Com este perfil, a recuperação da demanda
chinesa por matérias primas já estava ocorrendo no último trimestre do ano e
provocando uma forte pressão sobre os preços em dólares das principais
commodities agrícolas e metálicas, principalmente em países como o Brasil. No Brasil,
país que se atrasou na definição de um plano consistente de combate à pandemia,
enfrentamos uma vigorosa fuga de capital externo de curto prazo e que chegou a
cerca de US$ 45 bilhões. Como resultado o real sofreu uma desvalorização
superior a 40%, tornando ainda mais deletério o impacto da elevação das
cotações internacionais nos preços internos, principalmente alimentos e
combustíveis.
Outro desequilíbrio não previsto e criado
pela surpresa com este pequeno espasmo de recessão levou a uma crise ainda
desconhecida no funcionamento das cadeias produtivas globalizadas.
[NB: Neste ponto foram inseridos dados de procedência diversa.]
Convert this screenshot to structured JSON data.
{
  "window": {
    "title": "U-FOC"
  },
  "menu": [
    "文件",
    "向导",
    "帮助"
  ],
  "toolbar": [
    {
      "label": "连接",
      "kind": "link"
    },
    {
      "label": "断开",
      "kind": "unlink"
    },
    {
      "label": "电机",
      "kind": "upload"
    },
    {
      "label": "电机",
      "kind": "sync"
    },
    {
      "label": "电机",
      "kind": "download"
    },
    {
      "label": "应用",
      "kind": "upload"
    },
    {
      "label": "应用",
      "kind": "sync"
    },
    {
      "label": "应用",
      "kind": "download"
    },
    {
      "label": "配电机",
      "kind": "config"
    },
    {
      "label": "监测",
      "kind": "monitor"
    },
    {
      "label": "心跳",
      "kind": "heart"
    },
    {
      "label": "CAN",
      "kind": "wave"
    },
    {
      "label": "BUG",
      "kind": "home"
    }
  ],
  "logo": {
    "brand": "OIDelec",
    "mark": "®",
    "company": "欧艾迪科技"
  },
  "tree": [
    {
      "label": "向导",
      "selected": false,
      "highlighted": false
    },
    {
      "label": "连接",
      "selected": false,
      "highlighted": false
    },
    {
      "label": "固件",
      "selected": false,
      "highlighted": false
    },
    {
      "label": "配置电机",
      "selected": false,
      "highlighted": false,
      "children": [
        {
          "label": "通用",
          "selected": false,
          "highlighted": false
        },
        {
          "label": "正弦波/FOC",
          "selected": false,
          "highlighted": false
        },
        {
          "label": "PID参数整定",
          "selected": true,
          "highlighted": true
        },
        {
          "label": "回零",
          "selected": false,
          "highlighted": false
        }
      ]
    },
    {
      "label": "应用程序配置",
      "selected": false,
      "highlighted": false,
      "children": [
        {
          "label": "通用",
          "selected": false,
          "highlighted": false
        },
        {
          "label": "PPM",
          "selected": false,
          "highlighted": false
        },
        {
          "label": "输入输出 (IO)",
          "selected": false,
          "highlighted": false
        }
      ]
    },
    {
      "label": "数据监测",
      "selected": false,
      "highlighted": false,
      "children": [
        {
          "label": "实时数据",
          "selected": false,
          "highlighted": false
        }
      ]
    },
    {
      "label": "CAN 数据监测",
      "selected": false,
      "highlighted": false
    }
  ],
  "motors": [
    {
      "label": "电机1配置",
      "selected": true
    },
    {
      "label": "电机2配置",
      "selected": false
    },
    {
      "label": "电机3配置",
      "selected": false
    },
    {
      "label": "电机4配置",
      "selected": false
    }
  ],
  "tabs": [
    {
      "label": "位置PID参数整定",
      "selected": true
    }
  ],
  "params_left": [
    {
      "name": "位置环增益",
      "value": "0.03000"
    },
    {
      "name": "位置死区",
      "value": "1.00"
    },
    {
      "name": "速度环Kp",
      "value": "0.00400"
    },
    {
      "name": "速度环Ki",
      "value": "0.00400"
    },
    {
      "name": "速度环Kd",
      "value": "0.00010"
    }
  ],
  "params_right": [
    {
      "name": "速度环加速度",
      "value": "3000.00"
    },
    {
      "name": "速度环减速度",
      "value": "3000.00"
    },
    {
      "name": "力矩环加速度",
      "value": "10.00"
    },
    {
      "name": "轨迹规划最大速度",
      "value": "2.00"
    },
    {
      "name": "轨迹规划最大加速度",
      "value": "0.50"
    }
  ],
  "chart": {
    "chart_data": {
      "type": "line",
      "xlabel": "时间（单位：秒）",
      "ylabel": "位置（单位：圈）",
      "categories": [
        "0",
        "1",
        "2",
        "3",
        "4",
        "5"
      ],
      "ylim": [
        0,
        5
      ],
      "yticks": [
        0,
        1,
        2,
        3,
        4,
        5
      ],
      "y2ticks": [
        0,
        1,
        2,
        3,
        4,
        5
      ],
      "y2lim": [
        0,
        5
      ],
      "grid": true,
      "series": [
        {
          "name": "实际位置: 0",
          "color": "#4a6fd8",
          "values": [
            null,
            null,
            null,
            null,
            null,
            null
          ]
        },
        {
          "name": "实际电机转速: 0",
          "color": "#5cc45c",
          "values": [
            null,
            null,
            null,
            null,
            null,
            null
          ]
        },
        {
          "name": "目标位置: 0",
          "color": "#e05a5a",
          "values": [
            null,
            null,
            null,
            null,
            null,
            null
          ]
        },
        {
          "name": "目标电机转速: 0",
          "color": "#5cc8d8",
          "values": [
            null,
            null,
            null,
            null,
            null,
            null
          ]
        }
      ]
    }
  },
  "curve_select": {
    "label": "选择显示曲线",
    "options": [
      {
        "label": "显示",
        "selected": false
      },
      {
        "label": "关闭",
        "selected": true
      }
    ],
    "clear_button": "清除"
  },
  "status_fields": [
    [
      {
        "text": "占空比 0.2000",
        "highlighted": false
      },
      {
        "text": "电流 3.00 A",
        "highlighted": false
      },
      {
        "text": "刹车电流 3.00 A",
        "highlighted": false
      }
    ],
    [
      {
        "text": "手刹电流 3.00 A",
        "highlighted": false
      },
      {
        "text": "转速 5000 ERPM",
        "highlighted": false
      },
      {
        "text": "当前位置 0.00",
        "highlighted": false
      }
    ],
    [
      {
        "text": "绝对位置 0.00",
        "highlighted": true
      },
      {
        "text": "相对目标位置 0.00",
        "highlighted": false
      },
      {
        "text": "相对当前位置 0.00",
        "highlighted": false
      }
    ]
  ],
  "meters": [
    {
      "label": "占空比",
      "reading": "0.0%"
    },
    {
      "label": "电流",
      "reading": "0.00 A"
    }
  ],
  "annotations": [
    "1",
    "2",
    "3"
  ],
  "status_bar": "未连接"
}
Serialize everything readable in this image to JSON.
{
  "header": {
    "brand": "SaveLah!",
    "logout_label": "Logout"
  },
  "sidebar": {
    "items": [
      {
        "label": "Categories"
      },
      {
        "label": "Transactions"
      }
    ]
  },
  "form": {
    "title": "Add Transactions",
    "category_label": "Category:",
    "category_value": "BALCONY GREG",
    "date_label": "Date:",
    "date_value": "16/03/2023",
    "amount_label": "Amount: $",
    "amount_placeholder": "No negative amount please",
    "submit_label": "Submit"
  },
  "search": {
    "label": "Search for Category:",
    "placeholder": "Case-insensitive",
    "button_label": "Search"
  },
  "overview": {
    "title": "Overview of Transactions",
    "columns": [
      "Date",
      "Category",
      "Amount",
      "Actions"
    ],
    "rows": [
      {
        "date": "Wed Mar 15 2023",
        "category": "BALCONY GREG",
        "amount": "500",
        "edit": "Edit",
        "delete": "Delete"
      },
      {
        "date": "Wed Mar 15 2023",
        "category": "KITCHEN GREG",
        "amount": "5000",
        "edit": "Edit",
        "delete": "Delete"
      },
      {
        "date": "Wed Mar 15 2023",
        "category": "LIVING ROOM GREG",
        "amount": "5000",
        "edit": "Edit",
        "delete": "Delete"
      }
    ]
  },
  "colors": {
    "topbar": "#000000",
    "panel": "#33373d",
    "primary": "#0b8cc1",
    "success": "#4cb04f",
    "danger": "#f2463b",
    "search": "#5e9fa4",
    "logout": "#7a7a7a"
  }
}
O
descompasso entre oferta e demanda por conta das reações diferenciadas de
consumidores e empresas produtivas à pandemia criou a escassez de componentes
cruciais, principalmente na indústria e no sistema logístico marítimo.
Alguns exemplos marcantes foram um aumento
dos preços de automóveis usados de mais de 40% em função das limitações da
produção dos novos e nos custos de movimentação de cargas via containers de aço
pelas restrições sanitárias no comércio internacional. Em função destes choques
caminhamos para o último trimestre de 2021 com os índices de preços na porta da
fábrica ainda superando os 9% na China e a quase 7% nos Estados Unidos, níveis
inclusive superiores ao que ocorre no Brasil
Principalmente na indústria, este fenômeno
mundial chegou a nosso país na virada de 2020 para 2021, adicionando um novo
choque externo aos cenários do Copom. Um exemplo claro destas dificuldades foi
revelado nas estatísticas da indústria automobilística do último mês de agosto,
com o estoque de carros zero km da indústria no nível mais baixo de sua
história (13 dias de vendas).
Finalmente no Brasil um último “black swan”
nos atingiu na forma de uma crise hídrica e a necessidade de uma correção discreta
e bem acima dos custos normais de geração de energia elétrica. Mais uma vez os
cenários com que o Copom trabalhava foram afetados de forma não esperada.
Estamos, portanto, diante de um processo
inflacionário complexo e inédito em nossa longa história da busca da
estabilização da nossa moeda. Para lutar o bom combate será preciso um
exercício analítico de nível superior à simples aplicação de protocolos
tradicionais conhecidos e, principalmente, respeito à natureza dos choques
externos que sofremos e à sua linha do tempo.
Os números do IGPM mais recentes mostram
que o choque representado pela recuperação dos preços em dólares das principais
matérias primas em um ambiente de forte desvalorização do real está se
dissipando. Mas ainda temos impactos atrasados principalmente sobre os índices
de varejo como mostrou o IPCA de agosto, com um terço de seu número cheio
correspondendo aos aumentos da gasolina, etanol e energia.
*Luiz Carlos Mendonça de
Barros, engenheiro e economista, é presidente do Conselho da Foton Brasil. Foi
presidente do BNDES e ministro das Comunicações.